I have never seen this as a security question. I mean it sounds like one but have never seen it in the wild.
Why are americans still using security questions ? And why does every post get a comment like this one ? If you don’t like these, quit this community.
1991 Ford S10 pickup, on the farm, when I was 8 years old. I only crashed it on the farm once – in first gear, stopped. Took foot off clutch and lurched forward into the wall in front of me. In my defense, I hadn’t been instructed on how to turn it off yet ;)
The color of your first car is a fairly common backup question. Answering this in detail is not recommended.
hornyposting for weeks
recently turned 18
Pack it up fellas
Opel Vivaro
I honestly don’t remember the exact car model or even the manufacturer but it was nothing fancy. Some smallish car with manual transmission and no parking sensors or cameras. There weren’t any others to choose from. This was in 2012.
Ford Focus Mk2, back in 2007. Manual transmission, of course, because automatic lessons were (and still are) rare in the UK.

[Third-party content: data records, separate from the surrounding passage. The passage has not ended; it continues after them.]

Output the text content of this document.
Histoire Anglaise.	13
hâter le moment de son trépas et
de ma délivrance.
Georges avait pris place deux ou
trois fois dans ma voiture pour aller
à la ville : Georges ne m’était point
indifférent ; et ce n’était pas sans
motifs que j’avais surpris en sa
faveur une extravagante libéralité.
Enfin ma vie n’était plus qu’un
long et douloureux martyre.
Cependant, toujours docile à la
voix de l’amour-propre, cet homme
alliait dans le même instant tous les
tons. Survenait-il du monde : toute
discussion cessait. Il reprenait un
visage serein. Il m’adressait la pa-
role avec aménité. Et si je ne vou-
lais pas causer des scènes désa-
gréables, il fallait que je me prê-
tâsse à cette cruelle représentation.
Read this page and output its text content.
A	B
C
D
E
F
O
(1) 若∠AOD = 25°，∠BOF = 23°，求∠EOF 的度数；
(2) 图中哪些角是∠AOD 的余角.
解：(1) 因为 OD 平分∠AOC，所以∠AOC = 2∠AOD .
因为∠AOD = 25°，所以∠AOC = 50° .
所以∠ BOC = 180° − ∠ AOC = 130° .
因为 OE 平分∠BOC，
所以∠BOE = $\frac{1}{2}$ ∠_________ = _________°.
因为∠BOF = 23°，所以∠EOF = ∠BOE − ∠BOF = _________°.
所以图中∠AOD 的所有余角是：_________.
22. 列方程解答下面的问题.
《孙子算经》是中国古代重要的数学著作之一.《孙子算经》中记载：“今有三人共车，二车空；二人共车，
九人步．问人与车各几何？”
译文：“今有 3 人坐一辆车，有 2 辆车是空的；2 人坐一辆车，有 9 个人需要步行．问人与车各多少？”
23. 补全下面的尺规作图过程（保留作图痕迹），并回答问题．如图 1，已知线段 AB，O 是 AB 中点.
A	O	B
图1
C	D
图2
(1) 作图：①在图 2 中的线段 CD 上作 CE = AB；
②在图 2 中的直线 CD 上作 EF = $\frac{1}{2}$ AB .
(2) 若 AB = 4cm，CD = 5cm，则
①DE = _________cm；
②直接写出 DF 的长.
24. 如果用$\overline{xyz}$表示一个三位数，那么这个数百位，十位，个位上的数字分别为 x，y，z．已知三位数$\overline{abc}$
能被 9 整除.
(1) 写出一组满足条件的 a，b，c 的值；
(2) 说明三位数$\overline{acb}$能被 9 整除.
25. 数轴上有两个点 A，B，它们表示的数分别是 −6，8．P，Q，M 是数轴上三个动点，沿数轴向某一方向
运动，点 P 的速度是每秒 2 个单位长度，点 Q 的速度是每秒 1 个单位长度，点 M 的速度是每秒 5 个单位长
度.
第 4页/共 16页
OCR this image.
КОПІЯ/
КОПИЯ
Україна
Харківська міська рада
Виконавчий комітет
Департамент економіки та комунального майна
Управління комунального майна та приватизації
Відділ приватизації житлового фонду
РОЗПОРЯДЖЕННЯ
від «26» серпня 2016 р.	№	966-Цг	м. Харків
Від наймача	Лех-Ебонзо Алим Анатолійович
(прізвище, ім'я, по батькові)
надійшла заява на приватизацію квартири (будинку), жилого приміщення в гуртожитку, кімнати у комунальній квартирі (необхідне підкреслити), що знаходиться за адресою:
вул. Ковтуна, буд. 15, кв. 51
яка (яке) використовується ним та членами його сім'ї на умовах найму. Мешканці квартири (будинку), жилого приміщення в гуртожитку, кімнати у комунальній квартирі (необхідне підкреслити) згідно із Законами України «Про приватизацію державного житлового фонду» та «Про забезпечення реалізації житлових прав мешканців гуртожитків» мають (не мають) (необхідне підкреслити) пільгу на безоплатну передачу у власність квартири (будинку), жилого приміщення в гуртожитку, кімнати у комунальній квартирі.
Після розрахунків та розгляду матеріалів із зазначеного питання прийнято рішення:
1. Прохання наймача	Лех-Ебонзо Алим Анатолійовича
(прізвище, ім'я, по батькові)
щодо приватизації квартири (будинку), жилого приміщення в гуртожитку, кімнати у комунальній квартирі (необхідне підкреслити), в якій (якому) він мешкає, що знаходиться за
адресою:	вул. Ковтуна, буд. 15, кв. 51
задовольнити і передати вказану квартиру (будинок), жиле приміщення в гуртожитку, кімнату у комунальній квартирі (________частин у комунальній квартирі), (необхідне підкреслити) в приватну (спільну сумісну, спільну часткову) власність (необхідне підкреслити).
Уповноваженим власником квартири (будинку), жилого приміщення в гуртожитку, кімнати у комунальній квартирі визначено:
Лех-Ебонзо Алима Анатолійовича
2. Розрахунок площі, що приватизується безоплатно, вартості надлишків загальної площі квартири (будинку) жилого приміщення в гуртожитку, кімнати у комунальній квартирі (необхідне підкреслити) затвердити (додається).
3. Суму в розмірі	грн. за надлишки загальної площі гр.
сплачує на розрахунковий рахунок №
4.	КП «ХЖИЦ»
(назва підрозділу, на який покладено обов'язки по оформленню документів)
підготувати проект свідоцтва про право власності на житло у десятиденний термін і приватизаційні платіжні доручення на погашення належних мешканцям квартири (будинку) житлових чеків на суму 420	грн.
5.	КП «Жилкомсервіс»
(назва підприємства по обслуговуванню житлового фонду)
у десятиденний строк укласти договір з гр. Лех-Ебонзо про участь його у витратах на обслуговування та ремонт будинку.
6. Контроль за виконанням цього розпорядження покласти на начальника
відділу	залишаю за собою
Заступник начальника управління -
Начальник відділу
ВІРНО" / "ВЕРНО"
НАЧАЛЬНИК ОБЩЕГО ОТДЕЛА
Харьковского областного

In Finland you can take your driving lessons with automatic but then your license applies to automatic cars only.
UK is the same in that respect.
An '84 manual diesel 4-cylinder Isuzu pickup
It was an ‘86 Renault Alliance. My dad would take me to random empty parking lots to practice. I remember all us kids in the neighborhood were about the same age and it was a major competition to see who could get their license first. I don’t remember who did. It wasn’t me.
Years later, when I was out of the military and starting college, my dad got me a ‘91 Nissan pickup. It was a manual transmission, and I didn’t know how to drive one. He said, “by the time you get it home, you’ll know how to drive a stick.” So I drove it home, and by the time I got it home, I still didn’t know how to drive a stick.